Jumat, 28 September 2018

      Hari jadi kota Tenggarong di peringati setiap tahunnya dan kali ini sudah menginjak yang ke 236, diperingati Pemkab Kutai Kartanegara (Kukar) dengan melaksanakan ziarah ke makam Aji Imbut atau Sultan AM Muslihuddin, pendiri Tenggarong pada 28 September 1782 silam. Kegiatan ini dihadiri Plt Bupati Kutai Kartanegara Drs. Edi Damansyah, M. Si., Putra Mahkota HAP Adipati Praboe Anoem Soerya Adiningrat, Ketua DPRD Kutai Kartanegara beserta pejabat Forum Koordinasi Pimpinan Daerah lainnya.

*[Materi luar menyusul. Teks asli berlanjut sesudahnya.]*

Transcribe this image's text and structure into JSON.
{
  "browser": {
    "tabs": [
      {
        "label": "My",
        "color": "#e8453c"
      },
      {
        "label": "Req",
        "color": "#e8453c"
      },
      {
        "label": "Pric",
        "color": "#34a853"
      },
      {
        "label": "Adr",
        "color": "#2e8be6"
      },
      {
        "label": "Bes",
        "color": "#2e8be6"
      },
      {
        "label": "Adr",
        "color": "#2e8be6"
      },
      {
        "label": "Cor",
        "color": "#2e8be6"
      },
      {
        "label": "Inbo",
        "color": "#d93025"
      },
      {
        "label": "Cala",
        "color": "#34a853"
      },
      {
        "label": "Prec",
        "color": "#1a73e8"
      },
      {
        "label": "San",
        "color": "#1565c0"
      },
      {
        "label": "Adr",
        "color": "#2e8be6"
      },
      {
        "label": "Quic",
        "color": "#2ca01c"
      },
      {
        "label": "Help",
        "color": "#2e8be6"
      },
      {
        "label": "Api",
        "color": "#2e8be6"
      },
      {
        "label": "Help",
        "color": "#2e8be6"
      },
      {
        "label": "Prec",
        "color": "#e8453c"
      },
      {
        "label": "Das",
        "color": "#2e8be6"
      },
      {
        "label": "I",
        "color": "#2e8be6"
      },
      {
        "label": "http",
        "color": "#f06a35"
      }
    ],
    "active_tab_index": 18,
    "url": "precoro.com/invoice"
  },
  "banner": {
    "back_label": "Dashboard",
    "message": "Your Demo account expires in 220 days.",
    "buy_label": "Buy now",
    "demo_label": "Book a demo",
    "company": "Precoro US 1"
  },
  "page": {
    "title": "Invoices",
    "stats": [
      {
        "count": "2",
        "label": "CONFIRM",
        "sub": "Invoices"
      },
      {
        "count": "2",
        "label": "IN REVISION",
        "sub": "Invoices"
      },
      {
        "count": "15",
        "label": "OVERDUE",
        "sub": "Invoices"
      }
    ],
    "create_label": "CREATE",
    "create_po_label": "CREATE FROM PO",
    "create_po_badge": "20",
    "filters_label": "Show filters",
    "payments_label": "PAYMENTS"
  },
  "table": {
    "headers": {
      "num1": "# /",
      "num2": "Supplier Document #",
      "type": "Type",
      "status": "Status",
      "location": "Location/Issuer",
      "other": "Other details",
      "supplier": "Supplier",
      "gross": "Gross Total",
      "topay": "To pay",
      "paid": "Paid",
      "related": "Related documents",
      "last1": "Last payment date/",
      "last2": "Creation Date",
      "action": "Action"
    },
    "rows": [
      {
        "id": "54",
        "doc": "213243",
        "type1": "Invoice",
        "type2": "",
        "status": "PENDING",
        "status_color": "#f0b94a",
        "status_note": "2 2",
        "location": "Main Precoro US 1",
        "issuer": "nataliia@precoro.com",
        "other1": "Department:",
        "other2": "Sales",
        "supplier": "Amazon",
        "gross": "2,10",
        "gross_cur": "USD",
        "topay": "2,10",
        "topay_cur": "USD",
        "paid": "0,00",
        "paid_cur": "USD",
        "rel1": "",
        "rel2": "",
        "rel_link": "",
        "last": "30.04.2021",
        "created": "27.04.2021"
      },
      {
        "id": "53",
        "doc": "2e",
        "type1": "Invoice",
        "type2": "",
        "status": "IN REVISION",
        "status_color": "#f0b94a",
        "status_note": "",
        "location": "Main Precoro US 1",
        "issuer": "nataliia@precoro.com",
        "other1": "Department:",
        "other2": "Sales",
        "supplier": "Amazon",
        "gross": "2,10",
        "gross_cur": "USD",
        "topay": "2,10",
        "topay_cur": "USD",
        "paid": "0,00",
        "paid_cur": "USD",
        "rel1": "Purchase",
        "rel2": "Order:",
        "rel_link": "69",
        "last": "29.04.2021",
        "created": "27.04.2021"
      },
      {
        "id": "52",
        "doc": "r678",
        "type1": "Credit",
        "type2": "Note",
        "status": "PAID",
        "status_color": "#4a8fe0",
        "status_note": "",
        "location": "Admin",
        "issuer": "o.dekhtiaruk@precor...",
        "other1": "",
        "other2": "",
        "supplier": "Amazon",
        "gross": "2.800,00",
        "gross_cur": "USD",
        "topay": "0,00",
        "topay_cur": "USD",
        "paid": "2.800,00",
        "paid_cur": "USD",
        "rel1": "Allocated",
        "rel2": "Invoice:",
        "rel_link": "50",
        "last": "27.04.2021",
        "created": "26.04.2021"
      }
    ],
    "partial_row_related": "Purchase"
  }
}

      Ziarah yang berlangsung khidmat ini ditandai dengan tabur bunga dan peletakan Bunga Lompo, yakni karangan bunga dari anyaman daun pandan berbentuk persegi panjang, di atas makam Aji Imbut. Sebelumnya dibacakan riwayat berdirinya kota Tenggarong oleh Camat Tenggarong.


     Dalam riwayat singkat tersebut, Sejarah kota Tengggarong dimulai ketika Aji Imbut gelar Sultan Aji Muhammad Muslihuddin memindahkan ibukota Kesultanan Kutai Kartanegara ke Tepian Pandan pada tanggal 28 September 1782. Perpindahan ini dilakukan untuk menghilangkan pengaruh kenangan pahit masa pemerintahan Aji Kado dan Pemarangan dianggap telah kehilangan tuahnya. Nama Tepian Pandan kemudian diubah menjadi Tangga Arung yang berarti Rumah Raja, lama-kelamaan Tangga Arung lebih populer dengan sebutan Tenggarong dan tetap bertahan hingga kini.


     Plt Bupati Kutai Kartanegara Drs. Edi Damansyah, M. Si., dalam kesempatannya kedepan Pemkab Kukar akan menjadikan Tenggarong sebagai kota yang di lengkapi sarana dan prasarana kota yang memadai. Selain itu kota ini juga akan di kembangkan menjadi pusat pariwisata, ekonomi, budarya dan pusat investasi yang penting di masa depan.

     Usai pelaksanaan ziarah di makam Aji Imbut, rangkaian peringatan hari jadi Tenggarong dilanjutkan dengan Rapat Paripurna Istimewa DPRD Kukar dengan agenda penyampaian pidato Bupati Kartanegara dalam rangka peringatan HUT kota Tenggarong.